The Hot Docs Festival is on this week and the very special film I attended celebrated the upcoming fiftieth anniversary of The Day Iceland Stood Still, an account of an October day in 1975 when 90% of the women in Iceland took the day off. We were privileged to view the premiere of the doc of an event that has had a lasting effect on women everywhere in the world.
The women began by calling it.a strike but that seemed too belligerent and threatening so they just suggested that they’d like to to take a day off. The first organizers reached out to women in groups and organizations and unions throughout the country, including small “Sewing Societies” of women who didn’t sew but who liked to get together regularly to talk. The big businesses didn’t like the women’ s idea.. Strike or day off, they didn’t like it.
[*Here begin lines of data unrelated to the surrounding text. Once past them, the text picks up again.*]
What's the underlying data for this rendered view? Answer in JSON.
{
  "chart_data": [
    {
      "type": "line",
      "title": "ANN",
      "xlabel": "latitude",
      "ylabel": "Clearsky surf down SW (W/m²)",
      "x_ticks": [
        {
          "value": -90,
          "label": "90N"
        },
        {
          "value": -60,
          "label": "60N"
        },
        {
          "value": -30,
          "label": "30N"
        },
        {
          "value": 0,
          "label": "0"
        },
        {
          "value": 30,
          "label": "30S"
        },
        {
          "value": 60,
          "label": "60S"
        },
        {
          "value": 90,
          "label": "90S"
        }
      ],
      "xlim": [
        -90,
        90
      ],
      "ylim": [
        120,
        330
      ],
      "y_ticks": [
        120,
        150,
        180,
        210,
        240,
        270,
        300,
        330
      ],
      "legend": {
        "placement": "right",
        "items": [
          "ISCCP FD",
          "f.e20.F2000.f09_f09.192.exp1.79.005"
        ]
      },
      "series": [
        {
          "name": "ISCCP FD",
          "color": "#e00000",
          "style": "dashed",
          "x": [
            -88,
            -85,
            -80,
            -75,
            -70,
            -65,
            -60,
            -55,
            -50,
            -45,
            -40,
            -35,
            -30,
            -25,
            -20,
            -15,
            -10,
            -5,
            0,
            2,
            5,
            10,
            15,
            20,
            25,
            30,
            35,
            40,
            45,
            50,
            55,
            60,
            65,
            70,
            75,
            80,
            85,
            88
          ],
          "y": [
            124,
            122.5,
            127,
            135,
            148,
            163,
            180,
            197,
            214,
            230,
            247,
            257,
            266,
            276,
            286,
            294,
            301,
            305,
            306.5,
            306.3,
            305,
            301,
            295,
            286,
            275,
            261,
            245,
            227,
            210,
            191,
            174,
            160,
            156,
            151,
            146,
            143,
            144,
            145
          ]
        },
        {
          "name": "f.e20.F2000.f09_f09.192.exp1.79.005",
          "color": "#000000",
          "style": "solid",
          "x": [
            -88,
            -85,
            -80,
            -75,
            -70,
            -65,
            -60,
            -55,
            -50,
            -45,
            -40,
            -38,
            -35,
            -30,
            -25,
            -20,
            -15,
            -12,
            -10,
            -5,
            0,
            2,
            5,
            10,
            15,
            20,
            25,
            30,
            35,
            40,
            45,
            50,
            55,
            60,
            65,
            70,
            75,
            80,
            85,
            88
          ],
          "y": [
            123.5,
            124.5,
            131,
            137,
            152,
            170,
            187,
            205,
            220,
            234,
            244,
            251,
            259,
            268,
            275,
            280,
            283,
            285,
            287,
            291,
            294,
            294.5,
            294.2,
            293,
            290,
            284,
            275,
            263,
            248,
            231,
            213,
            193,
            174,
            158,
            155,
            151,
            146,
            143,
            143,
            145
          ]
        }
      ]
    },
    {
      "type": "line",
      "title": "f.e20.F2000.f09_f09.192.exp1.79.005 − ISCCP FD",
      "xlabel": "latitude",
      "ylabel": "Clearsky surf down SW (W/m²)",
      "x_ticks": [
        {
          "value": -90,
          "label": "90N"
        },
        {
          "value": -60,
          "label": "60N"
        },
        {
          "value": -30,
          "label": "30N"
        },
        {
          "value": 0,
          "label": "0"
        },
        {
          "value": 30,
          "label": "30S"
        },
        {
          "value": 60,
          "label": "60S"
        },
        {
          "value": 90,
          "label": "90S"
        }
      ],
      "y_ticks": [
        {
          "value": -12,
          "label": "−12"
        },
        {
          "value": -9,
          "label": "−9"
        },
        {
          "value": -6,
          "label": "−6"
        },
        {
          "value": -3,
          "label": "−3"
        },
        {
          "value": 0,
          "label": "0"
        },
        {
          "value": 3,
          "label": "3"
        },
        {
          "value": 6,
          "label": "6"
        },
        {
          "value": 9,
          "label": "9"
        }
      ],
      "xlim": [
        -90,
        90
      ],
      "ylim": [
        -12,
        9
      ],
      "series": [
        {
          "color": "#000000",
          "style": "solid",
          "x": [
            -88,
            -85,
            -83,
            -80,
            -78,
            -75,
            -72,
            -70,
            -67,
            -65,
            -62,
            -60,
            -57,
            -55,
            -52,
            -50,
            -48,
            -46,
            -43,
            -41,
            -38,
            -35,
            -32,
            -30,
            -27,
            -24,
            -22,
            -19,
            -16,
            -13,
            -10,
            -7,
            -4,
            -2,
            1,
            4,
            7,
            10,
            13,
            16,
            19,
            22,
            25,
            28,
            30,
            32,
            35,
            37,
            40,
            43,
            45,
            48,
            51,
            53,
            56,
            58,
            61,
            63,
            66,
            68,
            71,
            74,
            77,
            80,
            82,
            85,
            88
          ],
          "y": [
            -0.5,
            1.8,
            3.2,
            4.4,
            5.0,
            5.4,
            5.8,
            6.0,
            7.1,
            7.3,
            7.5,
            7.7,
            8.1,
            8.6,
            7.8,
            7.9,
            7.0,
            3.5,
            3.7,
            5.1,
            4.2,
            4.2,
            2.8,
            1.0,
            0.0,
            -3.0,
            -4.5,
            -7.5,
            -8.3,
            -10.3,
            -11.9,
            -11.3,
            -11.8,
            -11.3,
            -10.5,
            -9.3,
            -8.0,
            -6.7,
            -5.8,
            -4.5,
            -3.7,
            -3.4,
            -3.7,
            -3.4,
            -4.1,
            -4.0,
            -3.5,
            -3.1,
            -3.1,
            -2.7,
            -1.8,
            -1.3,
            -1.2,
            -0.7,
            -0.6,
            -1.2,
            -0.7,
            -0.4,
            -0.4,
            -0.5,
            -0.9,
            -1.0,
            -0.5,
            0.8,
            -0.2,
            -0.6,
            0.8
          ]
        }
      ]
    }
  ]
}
What would happen if people couldn’t do their banking or shop for groceries or get their hair done (or cut) ? How could they get along without the newspaper to tell them what was going on in the world? The newspaper prepared the news and the women worked as usual before The Day but then no one was there to print it or publish or distribute it so—no news.
Wives and mothers warned their husbands they’d have to take care of the house and kids, and meals. Many of them delivered their pre-school children to the men at work to look after them tor the day. Older school girls joined their mothers in a joint act of independence.
Many of the activities, or lack thereof, and women, young then, were photographed at the time. The whole day was close enough to present time that young women were caught then and now, older.
And they had something to say, about what they did and what they were thinking and what they are thinking now.
“We loved our male chauvinist pigs,” one woman ssid. “We just wanted to change them a little.”
Because the Day Off had a powerful effect.
Within a few weeks a law was passed in Iceland granting women equal pay for equal work.
We’re all still working on that one. When I was widowed, women were earning—being PAID—about 53 cents on the dollar that men were getting. (My stats aren’t accurate, but they’re indicative.) Now it’s up to about 73 cents. Maybe trays weigh less.
Ah, but women don’t do the heavy lifting that men do. That was the common rebuttal. I have been in dining rooms at events where equal pay for equal work was the subject, when the guest speaker stopped a waitress clearing a table, asking her to allow her tray with its burden to be weighed—and guess what? Too heavy for a woman to lift.
We all—still—have stories to tell, though not quite as bad here as in other countries.
Inequities exist.
As a result of their Day Off, so long ago (not that long), Icelandic women are.now 10% away from closing the gender gap, committed to full equality in the next few (how many?) years.
Iceland is considered to be the best place for a woman to live.